Tomodachi Autumun 2015


The JET Programme:
A Great Way to Experience Japan

Bringing Japan and Trinidad Closer Together

Tsai-Ann Quan Kep

Born in Trinidad and Tobago. Arrived in Japan as a JET participant in 2012. Currently teaching at Kaho Higashi High School.
During class Kep encourages students to communicate naturally in English. She actively interacts widthstudents, using facial expressions and gestures to help them relax and speak in English.

 One of the greatest aspects of participating in the Japan Exchange and Teaching (JET) Programme is the opportunity to experience and learn about Japan while sharing with those around me the unique culture and history of my home country of Trinidad and Tobago.
 Japanese and Trinidadians have a limited understanding of each other’s countries and cultures, and it is my hope to bring the people of these two nations closer together. As an Assistant Language Teacher (ALT) in Iizuka, Fukuoka Prefecture, for the last three years I have enjoyed introducing students, colleagues, and members of the community to customs such as Diwali, a festival with roots in India, that reflect the tremendous cultural diversity of Trinidad.
Japanese friends have been equally generous in introducing me to the rich history and culture of Iizuka and surrounding areas.
 Although my first exposure to Japan came from anime and other pop culture, I joined JET to experience the country’s traditional side and act as a bridge for my own culture. My participation in a local taiko drumming group over the last two years has shown me that Japan and Trinidad, although culturally different, are wonderfully compatible. When I first joined the group, I was concerned my limited knowledge of Japan would lead to unintentional social missteps. But in fact, I have forged strong bonds of friendship with my fellow members, who have firmly embraced my Caribbean style of self-expression and have opened up to me in their own way. In addition, I have learned the importance of hard work and dedication through taiko, and I hope to continue improving so as to share the beauty of this traditional Japanese art form when I return home.
 I aspire to a career in teaching in Trinidad, and my participation in JET provides an invaluable opportunity to learn about the Japanese education system from my talented colleagues and the section leaders of the prefectural board of education. My experiences working as an ALT, visiting other schools, and participating in English camps have opened my eyes to many new aspects that can be applied in Trinidad.
 One of the most gratifying aspects of my job is interacting closely with students. Each year I assist in staging an English play for the annual school festival.
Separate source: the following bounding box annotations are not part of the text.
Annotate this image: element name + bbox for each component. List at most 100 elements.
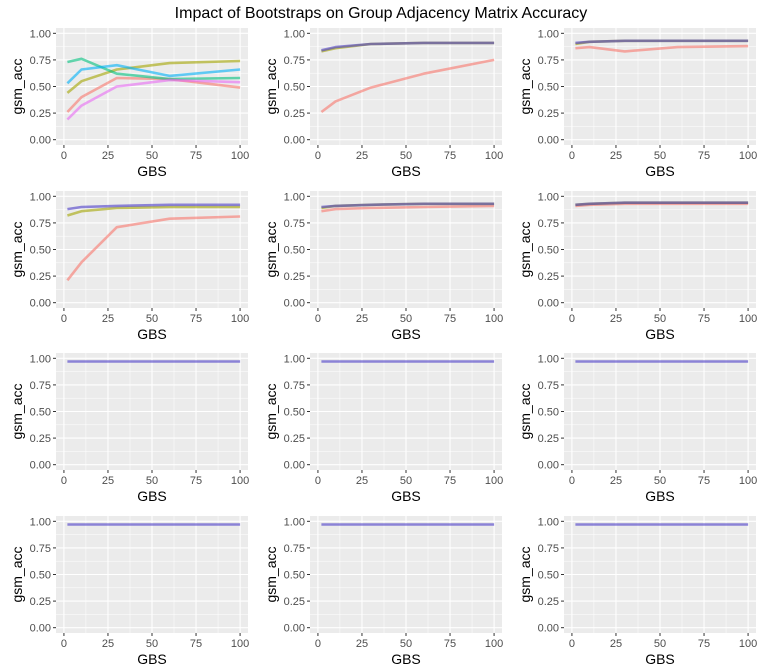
x-tick-label: 100 (231, 638, 249, 650)
panel-8: 0 25 50 75 100 0.00 0.25 0.50 0.75 1.00 GBS gsm_acc (263, 353, 503, 504)
x-tick-label: 50 (654, 638, 666, 650)
series-line-magenta (66, 78, 241, 121)
y-tick-label: 1.00 (284, 353, 305, 365)
y-tick-label: 0.00 (538, 298, 559, 310)
y-tick-label: 1.00 (30, 28, 51, 40)
x-axis-title: GBS (391, 488, 421, 504)
panel-10: 0 25 50 75 100 0.00 0.25 0.50 0.75 1.00 GBS gsm_acc (9, 516, 249, 667)
y-tick-label: 0.50 (538, 245, 559, 257)
x-tick-label: 0 (61, 475, 67, 487)
x-axis-title: GBS (645, 163, 675, 179)
x-tick-label: 50 (654, 150, 666, 162)
panel-1: 0 25 50 75 100 0.00 0.25 0.50 0.75 1.00 GBS gsm_acc (9, 28, 249, 179)
x-tick-label: 50 (400, 313, 412, 325)
x-tick-label: 75 (190, 638, 202, 650)
y-tick-label: 0.75 (30, 218, 51, 230)
x-axis-title: GBS (391, 163, 421, 179)
y-tick-label: 0.50 (284, 82, 305, 94)
x-tick-label: 50 (654, 313, 666, 325)
x-tick-label: 0 (569, 313, 575, 325)
y-tick-label: 0.50 (30, 245, 51, 257)
x-tick-label: 100 (485, 475, 503, 487)
y-tick-label: 1.00 (538, 353, 559, 365)
y-tick-label: 0.50 (30, 570, 51, 582)
y-tick-label: 0.50 (284, 407, 305, 419)
y-axis-title: gsm_acc (9, 221, 25, 277)
y-tick-label: 0.75 (538, 218, 559, 230)
x-axis-title: GBS (645, 651, 675, 667)
y-tick-label: 0.75 (538, 543, 559, 555)
x-tick-label: 50 (654, 475, 666, 487)
x-tick-label: 25 (610, 313, 622, 325)
x-tick-label: 25 (610, 475, 622, 487)
x-tick-label: 25 (102, 638, 114, 650)
x-axis-title: GBS (137, 163, 167, 179)
y-tick-label: 0.75 (538, 380, 559, 392)
x-tick-label: 0 (61, 150, 67, 162)
x-tick-label: 25 (610, 638, 622, 650)
x-tick-label: 75 (190, 150, 202, 162)
series-line-purple (321, 41, 495, 52)
series-line-olive (66, 59, 241, 94)
y-tick-label: 0.25 (30, 596, 51, 608)
panel-2: 0 25 50 75 100 0.00 0.25 0.50 0.75 1.00 GBS gsm_acc (263, 28, 503, 179)
series-line-purple (575, 201, 749, 207)
x-tick-label: 100 (485, 638, 503, 650)
y-tick-label: 0.50 (538, 570, 559, 582)
x-tick-label: 75 (444, 475, 456, 487)
y-tick-label: 1.00 (30, 353, 51, 365)
panel-6: 0 25 50 75 100 0.00 0.25 0.50 0.75 1.00 GBS gsm_acc (517, 191, 757, 342)
x-tick-label: 100 (739, 313, 757, 325)
x-tick-label: 50 (146, 475, 158, 487)
series-line-purple (575, 39, 749, 45)
y-tick-label: 0.00 (284, 460, 305, 472)
x-tick-label: 50 (400, 150, 412, 162)
y-axis-title: gsm_acc (263, 221, 279, 277)
x-tick-label: 0 (569, 475, 575, 487)
series-line-red (320, 58, 495, 114)
x-tick-label: 0 (315, 150, 321, 162)
series-line-red (321, 204, 495, 213)
y-tick-label: 1.00 (538, 191, 559, 203)
y-tick-label: 0.00 (30, 623, 51, 635)
y-tick-label: 1.00 (538, 516, 559, 528)
y-tick-label: 0.25 (284, 271, 305, 283)
y-tick-label: 0.25 (284, 108, 305, 120)
y-tick-label: 1.00 (30, 191, 51, 203)
x-tick-label: 100 (485, 313, 503, 325)
series-line-purple (321, 202, 495, 209)
y-tick-label: 0.75 (284, 218, 305, 230)
y-axis-title: gsm_acc (517, 383, 533, 439)
y-tick-label: 0.00 (30, 298, 51, 310)
series-line-red (66, 215, 241, 282)
panel-4: 0 25 50 75 100 0.00 0.25 0.50 0.75 1.00 GBS gsm_acc (9, 191, 249, 342)
x-tick-label: 100 (739, 475, 757, 487)
y-tick-label: 0.25 (284, 596, 305, 608)
y-axis-title: gsm_acc (263, 58, 279, 114)
y-tick-label: 0.00 (538, 623, 559, 635)
y-tick-label: 0.50 (284, 245, 305, 257)
y-tick-label: 0.00 (30, 460, 51, 472)
y-tick-label: 0.25 (538, 596, 559, 608)
panel-12: 0 25 50 75 100 0.00 0.25 0.50 0.75 1.00 GBS gsm_acc (517, 516, 757, 667)
x-axis-title: GBS (645, 488, 675, 504)
panel-grid: 0 25 50 75 100 0.00 0.25 0.50 0.75 1.00 GBS gsm_acc… (9, 28, 757, 667)
x-tick-label: 100 (231, 313, 249, 325)
y-tick-label: 0.25 (30, 108, 51, 120)
x-tick-label: 25 (102, 313, 114, 325)
x-tick-label: 25 (102, 150, 114, 162)
panel-3: 0 25 50 75 100 0.00 0.25 0.50 0.75 1.00 GBS gsm_acc (517, 28, 757, 179)
x-tick-label: 100 (231, 475, 249, 487)
x-tick-label: 50 (400, 638, 412, 650)
y-tick-label: 0.25 (538, 433, 559, 445)
y-tick-label: 0.25 (538, 108, 559, 120)
x-tick-label: 100 (485, 150, 503, 162)
x-tick-label: 0 (569, 150, 575, 162)
y-tick-label: 0.00 (30, 135, 51, 147)
x-tick-label: 100 (739, 638, 757, 650)
series-line-blue (66, 63, 241, 85)
panel-9: 0 25 50 75 100 0.00 0.25 0.50 0.75 1.00 GBS gsm_acc (517, 353, 757, 504)
x-tick-label: 75 (444, 150, 456, 162)
x-tick-label: 75 (444, 313, 456, 325)
panel-11: 0 25 50 75 100 0.00 0.25 0.50 0.75 1.00 GBS gsm_acc (263, 516, 503, 667)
While challenging, it is a fun experience for students that is immeasurably rewarding for the performers and audience alike. I have also been impressed at the way students here take responsibility for cleaning their own classrooms. I hope to introduce this practice in Trinidad, as it promotes respect for the educational environment and teaches manners and practical skills.
 Interest in Japan is on the rise in Trinidad, and I would like to use my JET experience to deepen connections between the two countries. I hope to eventually establish high school and university Japanese language courses to give students in Trinidad the chance to study and become proficient in the language. I would also like to foster personal connections by developing an exchange program that will allow Trinidadian and Japanese students to learn firsthand about each other’s unique cultures.
 After returning to Trinidad, I intend to remain active in the JET community by helping nurture the next generation of JET participants and organizing cultural events to deepen appreciation and understanding of Japan. My JET experience has taught me the importance of self-motivation, and I believe it will serve as an invaluable asset toward building stronger ties between Japan and Trinidad.

Kep talks with other teaching staff between lessons.

Kep poses for a photo with first years tudent's.

Kep play s taiko drums during a performance.